Mazeikas isn’t in a research facility, but says he carefully watches the information coming out of the academic institutions that work on answering those questions so he can help his patients better.

“It’s very interesting that what I call ‘the clean-up crew’ varies in people. I’m fascinated by why some people are able to be recharged after five to six hours and others need eight or nine. For some people, their clean-up crew is very efficient for some people it’s not,” he says.

The Z’s Remedies

No matter the severity or type of problem, Mazeikas says there are many things that can help people get better z’s without jumping straight to prescription sleeping pills. And that’s where he is the expert. He is quick to clarify that every patient and their needs are highly individualized. The set of internal and external inputs contributing to sleep is complex and can change drastically throughout your life.

“Sleep can depend on things like what you eat, when you eat, what supplements you take, caffeine and alcohol consumption, recreational drugs, exercise habits (when are you exercising and how intense?), how quiet and dark your bedroom is, do you have a comfortable mattress, what are your bed partner’s habits, pets, small kids. … The list is quite long, and any one of those could conspire against optimal sleep,” he says. “But notice we haven’t reached for prescription pad yet.”

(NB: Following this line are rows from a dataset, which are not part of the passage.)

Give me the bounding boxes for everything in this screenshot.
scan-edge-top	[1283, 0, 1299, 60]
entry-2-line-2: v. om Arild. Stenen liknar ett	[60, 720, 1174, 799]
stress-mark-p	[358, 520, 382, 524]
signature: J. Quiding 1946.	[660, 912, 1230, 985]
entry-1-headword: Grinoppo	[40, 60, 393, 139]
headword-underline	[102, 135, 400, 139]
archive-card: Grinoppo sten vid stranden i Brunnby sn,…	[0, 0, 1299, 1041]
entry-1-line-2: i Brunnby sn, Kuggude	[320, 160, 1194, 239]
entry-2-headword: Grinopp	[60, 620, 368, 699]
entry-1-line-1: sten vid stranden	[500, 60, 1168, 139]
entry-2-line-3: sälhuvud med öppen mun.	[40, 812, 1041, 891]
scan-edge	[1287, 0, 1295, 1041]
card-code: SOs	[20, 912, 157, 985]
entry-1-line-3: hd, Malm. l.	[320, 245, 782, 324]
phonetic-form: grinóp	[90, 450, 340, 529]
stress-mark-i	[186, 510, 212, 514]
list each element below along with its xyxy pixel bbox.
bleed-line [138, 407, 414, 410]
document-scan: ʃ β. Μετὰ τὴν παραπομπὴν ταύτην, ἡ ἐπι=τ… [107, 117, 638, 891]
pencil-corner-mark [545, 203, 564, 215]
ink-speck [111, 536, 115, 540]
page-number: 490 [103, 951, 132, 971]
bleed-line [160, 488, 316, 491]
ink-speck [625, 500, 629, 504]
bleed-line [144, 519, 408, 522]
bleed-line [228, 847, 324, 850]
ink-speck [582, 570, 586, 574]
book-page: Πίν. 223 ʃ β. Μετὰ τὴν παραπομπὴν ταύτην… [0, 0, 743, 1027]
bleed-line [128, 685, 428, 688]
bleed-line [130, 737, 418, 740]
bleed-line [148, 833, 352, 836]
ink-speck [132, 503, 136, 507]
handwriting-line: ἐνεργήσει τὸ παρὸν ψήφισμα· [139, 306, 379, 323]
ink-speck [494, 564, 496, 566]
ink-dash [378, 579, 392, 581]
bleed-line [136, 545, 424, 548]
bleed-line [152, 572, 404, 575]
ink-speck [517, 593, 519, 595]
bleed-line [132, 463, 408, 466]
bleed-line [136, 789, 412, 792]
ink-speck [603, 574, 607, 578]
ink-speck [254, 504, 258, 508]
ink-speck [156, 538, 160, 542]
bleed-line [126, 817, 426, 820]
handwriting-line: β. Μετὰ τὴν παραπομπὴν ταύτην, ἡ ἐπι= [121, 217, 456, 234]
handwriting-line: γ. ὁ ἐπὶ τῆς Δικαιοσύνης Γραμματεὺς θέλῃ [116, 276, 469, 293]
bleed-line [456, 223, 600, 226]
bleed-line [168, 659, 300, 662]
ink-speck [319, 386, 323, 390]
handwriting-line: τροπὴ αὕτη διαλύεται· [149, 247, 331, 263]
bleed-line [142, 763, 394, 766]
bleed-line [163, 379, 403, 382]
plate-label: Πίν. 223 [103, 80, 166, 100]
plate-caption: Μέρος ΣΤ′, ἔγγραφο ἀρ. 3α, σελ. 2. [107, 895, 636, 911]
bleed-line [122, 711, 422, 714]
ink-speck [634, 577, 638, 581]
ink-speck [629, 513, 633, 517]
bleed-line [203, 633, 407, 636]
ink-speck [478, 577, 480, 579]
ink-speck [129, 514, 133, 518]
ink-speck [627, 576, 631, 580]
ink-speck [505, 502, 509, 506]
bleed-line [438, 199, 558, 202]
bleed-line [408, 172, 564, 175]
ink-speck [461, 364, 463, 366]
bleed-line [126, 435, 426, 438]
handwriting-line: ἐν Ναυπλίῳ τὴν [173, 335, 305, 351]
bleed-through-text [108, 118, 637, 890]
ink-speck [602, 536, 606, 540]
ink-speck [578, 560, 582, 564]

It’s not that Mazeika is against using prescriptions as a last resort, but he says there are many steps in between to consider. Simple things like judicious and proper use of melatonin or light therapy can help alongside other adjustments to mealtimes and various circadian disrupters.

  For moderate insomnia sufferers, he sometimes resorts to cognitive behavioral therapy or continuous positive airway pressure (CPAP) machines and dental devices for those with breathing disorders. He will even talk to patients about wearing glucose monitoring devices or lowering carbohydrate intake if he recognizes an insulin resistance in patients, which might prevent them from a solid night’s sleep because it disrupts a whole chain of hormonal reactions in the body. “What and when you eat might seem like a stretch, but it’s intricately tied to what we’re trying to do,” Mazeika says. “Everything you do is.”